Based on the real life story and book by Captain Richard Phillips, Captain Phillips is an authentic recreation of the events leading up to the hijacking of an American freighter ship on the high seas by modern day Somali pirates in 2009. Directed by Paul Greengrass (United 93, The Bourne Ultimatum), the film is a non-stop edge of your seat entertainment that puts you in the midst of a seemingly hopeless situation. Tom Hanks and a talented supporting cast bring the participants to life in one of the year’s best films.
Phillips
is a responsible commander of a freighter with a small crew. As he boards his ship and readies to embark
at sea, a group of Somali men prepares to search for nearby ships to board and
hold hostage for money. As the freighter
nears the Somali waters, the pirates give chase and the race is on as Phillips
follows a series of procedures to elude and repel the invaders. When the pirates board and take control of
the bridge by force, the dynamic has shifted to a hostage situation. As the
Somali, who are smart and cautious, search the ship for other crew members, it
becomes a tense game of cat and mouse. Led
by Muse (Barkhad Abdi), the pirates want money even as US military forces come
to the rescue.
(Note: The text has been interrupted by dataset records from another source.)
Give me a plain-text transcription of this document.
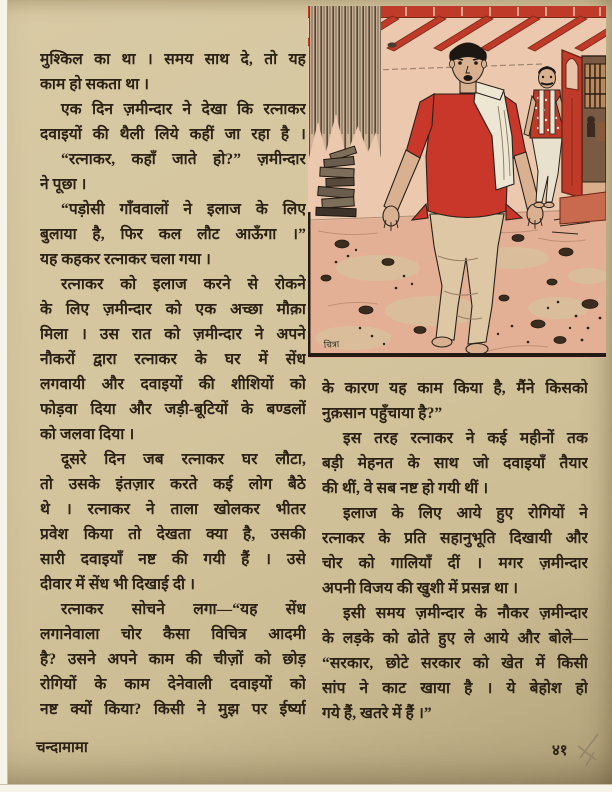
चित्रा
मुश्किल का था । समय साथ दे, तो यह
काम हो सकता था ।
एक दिन ज़मीन्दार ने देखा कि रत्नाकर
दवाइयों की थैली लिये कहीं जा रहा है ।
“रत्नाकर, कहाँ जाते हो?” ज़मीन्दार
ने पूछा ।
“पड़ोसी गाँववालों ने इलाज के लिए
बुलाया है, फिर कल लौट आऊँगा ।”
यह कहकर रत्नाकर चला गया ।
रत्नाकर को इलाज करने से रोकने
के लिए ज़मीन्दार को एक अच्छा मौक़ा
मिला । उस रात को ज़मीन्दार ने अपने
नौकरों द्वारा रत्नाकर के घर में सेंध
लगवायी और दवाइयों की शीशियों को
फोड़वा दिया और जड़ी-बूटियों के बण्डलों
को जलवा दिया ।
दूसरे दिन जब रत्नाकर घर लौटा,
तो उसके इंतज़ार करते कई लोग बैठे
थे । रत्नाकर ने ताला खोलकर भीतर
प्रवेश किया तो देखता क्या है, उसकी
सारी दवाइयाँ नष्ट की गयी हैं । उसे
दीवार में सेंध भी दिखाई दी ।
रत्नाकर सोचने लगा—“यह सेंध
लगानेवाला चोर कैसा विचित्र आदमी
है? उसने अपने काम की चीज़ों को छोड़
रोगियों के काम देनेवाली दवाइयों को
नष्ट क्यों किया? किसी ने मुझ पर ईर्ष्या
के कारण यह काम किया है, मैंने किसको
नुक़सान पहुँचाया है?”
इस तरह रत्नाकर ने कई महीनों तक
बड़ी मेहनत के साथ जो दवाइयाँ तैयार
की थीं, वे सब नष्ट हो गयी थीं ।
इलाज के लिए आये हुए रोगियों ने
रत्नाकर के प्रति सहानुभूति दिखायी और
चोर को गालियाँ दीं । मगर ज़मीन्दार
अपनी विजय की खुशी में प्रसन्न था ।
इसी समय ज़मीन्दार के नौकर ज़मीन्दार
के लड़के को ढोते हुए ले आये और बोले—
“सरकार, छोटे सरकार को खेत में किसी
सांप ने काट खाया है । ये बेहोश हो
गये हैं, खतरे में हैं ।”
चन्दामामा	४१
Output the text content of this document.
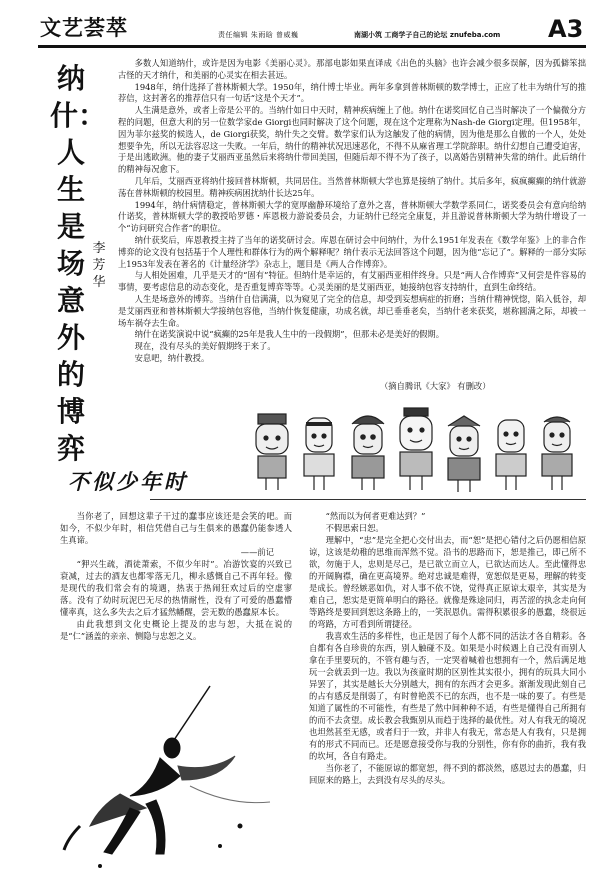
文艺荟萃	责任编辑 朱雨晗 曾威巍	南湖小筑 工商学子自己的论坛 znufeba.com A3
纳什：人生是场意外的博弈
李芳华

多数人知道纳什，或许是因为电影《美丽心灵》。那部电影如果直译成《出色的头脑》也许会减少很多误解，因为孤僻笨拙古怪的天才纳什，和美丽的心灵实在相去甚远。

1948年，纳什选择了普林斯顿大学。1950年，纳什博士毕业。两年多拿到普林斯顿的数学博士，正应了杜丰为纳什写的推荐信，这封著名的推荐信只有一句话“这是个天才”。

人生满是意外，或者上帝是公平的。当纳什如日中天时，精神疾病缠上了他。纳什在诺奖回忆自己当时解决了一个偏微分方程的问题，但意大利的另一位数学家de Giorgi也同时解决了这个问题，现在这个定理称为Nash-de Giorgi定理。但1958年，因为菲尔兹奖的候选人，de Giorgi获奖，纳什失之交臂。数学家们认为这触发了他的病情，因为他是那么自傲的一个人，处处想要争先，所以无法容忍这一失败。一年后，纳什的精神状况迅速恶化，不得不从麻省理工学院辞职。纳什幻想自己遭受迫害，于是出逃欧洲。他的妻子艾丽西亚虽然后来将纳什带回美国，但随后却不得不为了孩子，以离婚告别精神失常的纳什。此后纳什的精神每况愈下。

几年后，艾丽西亚将纳什接回普林斯顿，共同居住。当然普林斯顿大学也算是接纳了纳什。其后多年，疯疯癫癫的纳什就游荡在普林斯顿的校园里。精神疾病困扰纳什长达25年。

1994年，纳什病情稳定，普林斯顿大学的宽厚幽静环境给了意外之喜，普林斯顿大学数学系同仁，诺奖委员会有意向给纳什诺奖，普林斯顿大学的教授哈罗德・库恩极力游说委员会，力证纳什已经完全康复，并且游说普林斯顿大学为纳什增设了一个“访问研究合作者”的职位。

纳什获奖后，库恩教授主持了当年的诺奖研讨会。库恩在研讨会中问纳什，为什么1951年发表在《数学年鉴》上的非合作博弈的论文没有包括基于个人理性和群体行为的两个解释呢？纳什表示无法回答这个问题，因为他“忘记了”。解释的一部分实际上1953年发表在著名的《计量经济学》杂志上，题目是《两人合作博弈》。

与人相处困难，几乎是天才的“固有”特征。但纳什是幸运的，有艾丽西亚相伴终身。只是“两人合作博弈”又何尝是件容易的事情，要考虑信息的动态变化，是否重复博弈等等。心灵美丽的是艾丽西亚，她接纳包容支持纳什，直到生命终结。

人生是场意外的博弈。当纳什自信满满，以为窥见了完全的信息，却受到妄想病症的折磨；当纳什精神恍惚，陷入低谷，却是艾丽西亚和普林斯顿大学接纳包容他，当纳什恢复健康，功成名就，却已垂垂老矣，当纳什老来获奖，堪称圆满之际，却被一场车祸夺去生命。

纳什在诺奖演说中说“疯癫的25年是我人生中的一段假期”，但那未必是美好的假期。

现在，没有尽头的美好假期终于来了。

安息吧，纳什教授。

（摘自腾讯《大家》 有删改）
不似少年时

当你老了，回想这辈子干过的蠢事应该还是会笑的吧。而如今，不似少年时，相信凭借自己与生俱来的愚蠢仍能参透人生真谛。

——前记

“狎兴生疏，酒徒萧索，不似少年时”。冶游饮宴的兴致已衰减，过去的酒友也都零落无几，柳永感慨自己不再年轻。像是现代的我们常会有的境遇，热衷于热闹狂欢过后的空虚寥落。没有了幼时玩泥巴无尽的热情耐性，没有了可爱的愚蠢懵懂率真，这么多失去之后才猛然幡醒，尝无数的愚蠢原本长。

由此我想到文化史概论上提及的忠与恕，大抵在说的是“仁”涵盖的亲亲、恻隐与忠恕之义。

“然而以为何者更难达到？”

不假思索曰恕。

理解中，“忠”是完全把心交付出去，而“恕”是把心错付之后仍愿相信原谅，这该是幼稚的思维而浑然不觉。沿书的思路而下，恕是推己，即己所不欲，勿施于人，忠则是尽己，是已欲立而立人，已欲达而达人。至此懂得忠的开阔胸襟，确在更高境界。绝对忠诚是难得，宽恕似是更易，理解的转变是成长。曾经嫉恶如仇，对人事不依不饶，觉得真正原谅太艰辛，其实是为难自己，恕实是更简单明白的路径。就像是殊途同归，再苦涩的执念走向何等路终是要回到恕这条路上的，一笑泯恩仇。需得积累很多的愚蠢，绕很远的弯路，方可看到所谓捷径。

我喜欢生活的多样性，也正是因了每个人都不同的活法才各自精彩。各自都有各自珍贵的东西，别人触碰不及。如果是小时候遇上自己没有而别人拿在手里要玩的，不管有趣与否，一定哭着喊着也想拥有一个，然后满足地玩一会就丢到一边。我以为孩童时期的区别性其实很小，拥有的玩具大同小异罢了，其实是越长大分别越大，拥有的东西才会更多。渐渐发现此刻自己的占有感反是削弱了，有时曾艳羡不已的东西，也不是一味的要了。有些是知道了属性的不可能性，有些是了然中间种种不适，有些是懂得自己所拥有的而不去贪望。成长教会我甄别从而趋于选择的最优性。对人有我无的境况也坦然甚至无感，或者归于一致，并非人有我无，常态是人有我有，只是拥有的形式不同而已。还是愿意接受你与我的分别性，你有你的曲折，我有我的坎坷，各自有路走。

当你老了，不能原谅的都宽恕，得不到的都淡然，感恩过去的愚蠢，归回原来的路上，去到没有尽头的尽头。
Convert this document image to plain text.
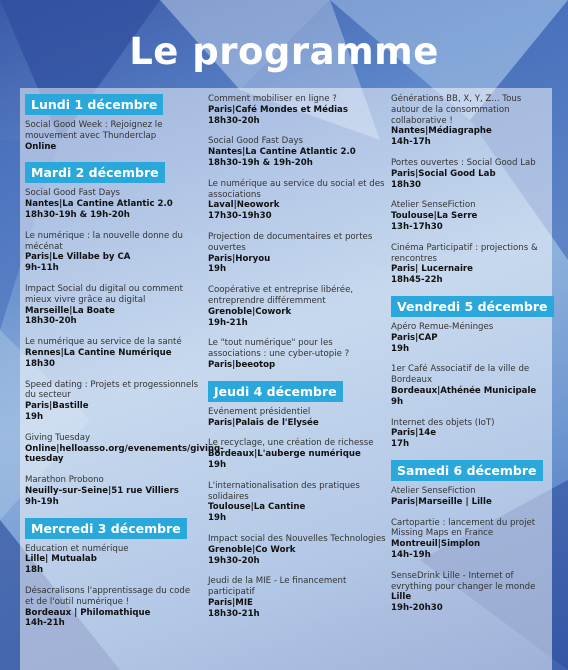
Le programme
Lundi 1 décembre
Social Good Week : Rejoignez le mouvement avec Thunderclap
Online
Mardi 2 décembre
Social Good Fast Days
Nantes|La Cantine Atlantic 2.0
18h30-19h & 19h-20h
Le numérique : la nouvelle donne du mécénat
Paris|Le Villabe by CA
9h-11h
Impact Social du digital ou comment mieux vivre grâce au digital
Marseille|La Boate
18h30-20h
Le numérique au service de la santé
Rennes|La Cantine Numérique
18h30
Speed dating : Projets et progessionnels du secteur
Paris|Bastille
19h
Giving Tuesday
Online|helloasso.org/evenements/giving-tuesday
Marathon Probono
Neuilly-sur-Seine|51 rue Villiers
9h-19h
Mercredi 3 décembre
Education et numérique
Lille| Mutualab
18h
Désacralisons l'apprentissage du code et de l'outil numérique !
Bordeaux | Philomathique
14h-21h
Comment mobiliser en ligne ?
Paris|Café Mondes et Médias
18h30-20h
Social Good Fast Days
Nantes|La Cantine Atlantic 2.0
18h30-19h & 19h-20h
Le numérique au service du social et des associations
Laval|Neowork
17h30-19h30
Projection de documentaires et portes ouvertes
Paris|Horyou
19h
Coopérative et entreprise libérée, entreprendre différemment
Grenoble|Cowork
19h-21h
Le "tout numérique" pour les associations : une cyber-utopie ?
Paris|beeotop
Jeudi 4 décembre
Evénement présidentiel
Paris|Palais de l'Elysée
Le recyclage, une création de richesse
Bordeaux|L'auberge numérique
19h
L'internationalisation des pratiques solidaires
Toulouse|La Cantine
19h
Impact social des Nouvelles Technologies
Grenoble|Co Work
19h30-20h
Jeudi de la MIE - Le financement participatif
Paris|MIE
18h30-21h
Générations BB, X, Y, Z... Tous autour de la consommation collaborative !
Nantes|Médiagraphe
14h-17h
Portes ouvertes : Social Good Lab
Paris|Social Good Lab
18h30
Atelier SenseFiction
Toulouse|La Serre
13h-17h30
Cinéma Participatif : projections & rencontres
Paris| Lucernaire
18h45-22h
Vendredi 5 décembre
Apéro Remue-Méninges
Paris|CAP
19h
1er Café Associatif de la ville de Bordeaux
Bordeaux|Athénée Municipale
9h
Internet des objets (IoT)
Paris|14e
17h
Samedi 6 décembre
Atelier SenseFiction
Paris|Marseille | Lille
Cartopartie : lancement du projet Missing Maps en France
Montreuil|Simplon
14h-19h
SenseDrink Lille - Internet of evrything pour changer le monde
Lille
19h-20h30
A tense standoff leads Phillips and his captors to the freighter’s life
boat and a race against time to save the brave captain.
Phillips
and his crew take creative steps to make this hijacking as difficult as
possible. They even follow a protocol
for securing the ship from boarders by running drills and taking extra
precautions. Phillips himself proves
resourceful even when alone with his captors by making innocent suggestions
that have ulterior motives and meaning.
The
scene where the pirates take over the bridge is well shot and has a real time
feel. Nobody shoots docudramas better than Greengrass with his rapid edits
and handheld cameras. He conveys a
sense of progressively worsening desperation and hopelessness. Henry Jackman’s score matches the intensity
of the film.
Like
the concluding mission in Zero Dark
Thirty, the final sequence here is meticulously detailed and ratchets the
suspense to an unbearable level even though most people know how these events
transpired. The play is the thing, and
Greengrass executes the finale like a true, military SEAL operation complete with
preparations and tactics. The climax is a
brilliantly edited moment of split second timing, patience, and decisive
action. It affects the audience on a visceral level where so much is at risk
Hanks
(Saving Mr. Banks, Philadelphia) is
completely convincing as Phillips. Abdi
is authentic and menacing as Muse, all the more impressive since he was a total
amateur when cast in the role. You even feel a bit of sympathy for Muse because
he comes from a place of poverty where there are few options in life, and you
come to realize that he is a person under extreme pressure from his bosses on
the mainland. In fact, utilizing mostly unknowns aside from
Hanks, works to the film’s realism. The
other Somali men are each given a chance to shine and have unique personas which
makes what happens to them a shared experience.
You
also wonder how Phillips’ wife and family are reacting to the crisis but you
never see them despite Catherine Keener’s brief role as his wife at the
beginning. That could have raised the
stakes a bit more emotionally.
By
the film’s stunning resolution, there is an emotional release in Phillips that
the audience shares. It is in these last several minutes that
Hanks draws you into his heartbreaking trauma.
It is here that he excels in an emotional performance in an emotional
film, where a brave man said and did the right things under extreme duress.